From international climate conferences to regional meetings, Pacific Islands have consistently lamented the difficulties of getting access to climate finance over the past few years.
“Our climate finance needs are substantial; we need $1 billion per year for the Pacific’s NDC commitment , and we would need a total of $5.2 billion by 2030 to implement the Pacific’s NDC commitment. Unfortunately, only $220 million is approved for the Pacific each year,” said Pacific Islands Forum Secretariat Climate Change Finance Adviser, Exsley Taloiburi.
Taloiburi says a new approach is needed, and a regional hub is being mooted to coordinate, facilitate, and help implement projects that acquire climate financing.
“In the absence of a regional climate finance strategy, members are doing their own things as CROP agencies and partners respond to individual countries’ requests in an adhoc and fragmented manner,” he told journalists at the Forum Economic Ministers meeting in Vanuatu.
“As a result, funds that are able to be accessed are quite small,” he said.
The United Nations Resident Coordinator to Vanuatu, Fiji, Solomon Islands, Tonga, and Tuvalu, Sanaka Samarasinha agrees that a more coordinated approach is needed.
“There is a significant amount of money available from the Green Climate Fund that is allocated for the Pacific, but the absorption of the Pacific countries is much slower,” he says.

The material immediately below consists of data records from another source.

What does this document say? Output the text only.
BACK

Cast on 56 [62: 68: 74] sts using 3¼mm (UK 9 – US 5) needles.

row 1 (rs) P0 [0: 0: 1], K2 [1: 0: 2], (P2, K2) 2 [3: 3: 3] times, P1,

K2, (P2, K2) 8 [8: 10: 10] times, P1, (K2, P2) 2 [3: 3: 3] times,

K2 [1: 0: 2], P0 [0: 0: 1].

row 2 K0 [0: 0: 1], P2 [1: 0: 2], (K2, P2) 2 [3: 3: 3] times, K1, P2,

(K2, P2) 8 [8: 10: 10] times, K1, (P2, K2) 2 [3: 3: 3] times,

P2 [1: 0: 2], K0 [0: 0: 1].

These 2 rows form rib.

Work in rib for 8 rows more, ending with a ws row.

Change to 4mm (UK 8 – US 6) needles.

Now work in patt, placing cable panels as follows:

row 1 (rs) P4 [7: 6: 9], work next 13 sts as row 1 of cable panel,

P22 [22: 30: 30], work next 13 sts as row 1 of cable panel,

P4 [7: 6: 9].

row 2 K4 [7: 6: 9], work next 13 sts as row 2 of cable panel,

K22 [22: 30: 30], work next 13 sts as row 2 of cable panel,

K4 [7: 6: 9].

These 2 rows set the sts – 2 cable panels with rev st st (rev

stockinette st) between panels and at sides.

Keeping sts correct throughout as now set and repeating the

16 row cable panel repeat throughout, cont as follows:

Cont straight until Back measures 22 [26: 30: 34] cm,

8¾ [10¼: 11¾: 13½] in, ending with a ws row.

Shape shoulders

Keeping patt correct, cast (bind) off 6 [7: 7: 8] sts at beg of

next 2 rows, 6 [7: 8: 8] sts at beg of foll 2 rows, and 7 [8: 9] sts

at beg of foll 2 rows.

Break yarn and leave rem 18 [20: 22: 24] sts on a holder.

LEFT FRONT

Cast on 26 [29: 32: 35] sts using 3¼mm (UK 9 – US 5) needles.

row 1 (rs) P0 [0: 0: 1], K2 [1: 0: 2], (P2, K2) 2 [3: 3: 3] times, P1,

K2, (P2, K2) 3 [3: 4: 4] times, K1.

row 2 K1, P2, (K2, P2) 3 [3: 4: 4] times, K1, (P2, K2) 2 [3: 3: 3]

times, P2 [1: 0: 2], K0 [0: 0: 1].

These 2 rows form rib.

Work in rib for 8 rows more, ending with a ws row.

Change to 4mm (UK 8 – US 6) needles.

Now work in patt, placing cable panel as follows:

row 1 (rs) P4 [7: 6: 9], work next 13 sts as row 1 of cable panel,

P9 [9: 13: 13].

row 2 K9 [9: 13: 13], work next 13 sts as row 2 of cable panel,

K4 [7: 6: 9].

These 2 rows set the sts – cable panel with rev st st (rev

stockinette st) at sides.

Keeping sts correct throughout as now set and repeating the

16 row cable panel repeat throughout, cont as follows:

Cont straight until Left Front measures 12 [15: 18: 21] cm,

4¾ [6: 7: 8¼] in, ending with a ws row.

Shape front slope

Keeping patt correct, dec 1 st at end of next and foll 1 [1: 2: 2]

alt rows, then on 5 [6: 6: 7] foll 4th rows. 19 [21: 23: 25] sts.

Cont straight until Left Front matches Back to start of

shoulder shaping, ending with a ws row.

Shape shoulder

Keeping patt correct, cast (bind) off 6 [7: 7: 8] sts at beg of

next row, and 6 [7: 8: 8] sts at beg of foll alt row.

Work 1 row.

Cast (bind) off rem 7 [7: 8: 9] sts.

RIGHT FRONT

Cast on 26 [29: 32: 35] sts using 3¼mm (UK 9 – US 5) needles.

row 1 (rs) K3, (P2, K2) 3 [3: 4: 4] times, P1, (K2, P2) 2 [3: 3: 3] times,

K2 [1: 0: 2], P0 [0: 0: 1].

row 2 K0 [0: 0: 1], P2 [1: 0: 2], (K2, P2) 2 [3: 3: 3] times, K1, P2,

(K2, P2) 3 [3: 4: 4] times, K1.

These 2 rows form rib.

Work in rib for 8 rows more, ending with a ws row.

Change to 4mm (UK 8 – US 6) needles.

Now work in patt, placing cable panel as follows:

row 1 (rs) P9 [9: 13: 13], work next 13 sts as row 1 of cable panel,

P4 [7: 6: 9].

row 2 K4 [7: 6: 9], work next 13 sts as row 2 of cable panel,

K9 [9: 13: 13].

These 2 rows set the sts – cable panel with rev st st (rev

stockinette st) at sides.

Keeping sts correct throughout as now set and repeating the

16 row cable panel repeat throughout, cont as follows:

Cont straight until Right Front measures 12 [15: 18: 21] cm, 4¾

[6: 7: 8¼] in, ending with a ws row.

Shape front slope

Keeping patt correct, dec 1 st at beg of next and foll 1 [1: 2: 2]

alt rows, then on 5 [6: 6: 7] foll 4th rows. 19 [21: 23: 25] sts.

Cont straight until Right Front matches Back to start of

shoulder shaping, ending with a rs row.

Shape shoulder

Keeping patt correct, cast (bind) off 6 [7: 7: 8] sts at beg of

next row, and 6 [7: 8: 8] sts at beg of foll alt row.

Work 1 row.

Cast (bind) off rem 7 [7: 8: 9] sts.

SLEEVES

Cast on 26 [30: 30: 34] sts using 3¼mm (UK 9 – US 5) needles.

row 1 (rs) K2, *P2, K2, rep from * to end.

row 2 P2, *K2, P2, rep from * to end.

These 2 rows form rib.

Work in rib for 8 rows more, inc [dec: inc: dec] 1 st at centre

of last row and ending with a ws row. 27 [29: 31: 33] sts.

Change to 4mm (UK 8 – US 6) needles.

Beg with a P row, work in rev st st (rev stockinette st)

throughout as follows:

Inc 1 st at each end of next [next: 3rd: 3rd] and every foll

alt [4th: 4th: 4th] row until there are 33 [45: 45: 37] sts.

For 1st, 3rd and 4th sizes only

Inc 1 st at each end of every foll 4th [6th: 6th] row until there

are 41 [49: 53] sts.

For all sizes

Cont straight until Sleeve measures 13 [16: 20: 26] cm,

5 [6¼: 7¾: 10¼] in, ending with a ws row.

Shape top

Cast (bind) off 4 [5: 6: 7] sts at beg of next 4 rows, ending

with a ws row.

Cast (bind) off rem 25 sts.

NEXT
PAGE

“This is something the vertical fund will tell you… first of all, they are getting small projects, multiple projects but smaller in size, which doesn’t draw all of the funding for the Pacific,” Samarasinha stressed.
“We need to rethink how we as regional organisations will come together to help our members access and implement the programme once they access the finance.”
Samarasinha said single countries can often not afford to absorp the very large projects—worth $1 billion— and multi-country or regional iniitatives may help address this challenge.
“This way they can access one or two goals that can also reduce transaction costs, bring in that big chunk of money, and then you manage the implementation in smaller chunks,” he said.
Regional economic ministers will today be asked to approve development of a regional climate finance strategy. “This would help us structure and coordinate our efforts in the Pacific, [and] how we engage and access this global climate funding mechanism,” added Taloiburi at the PIFS.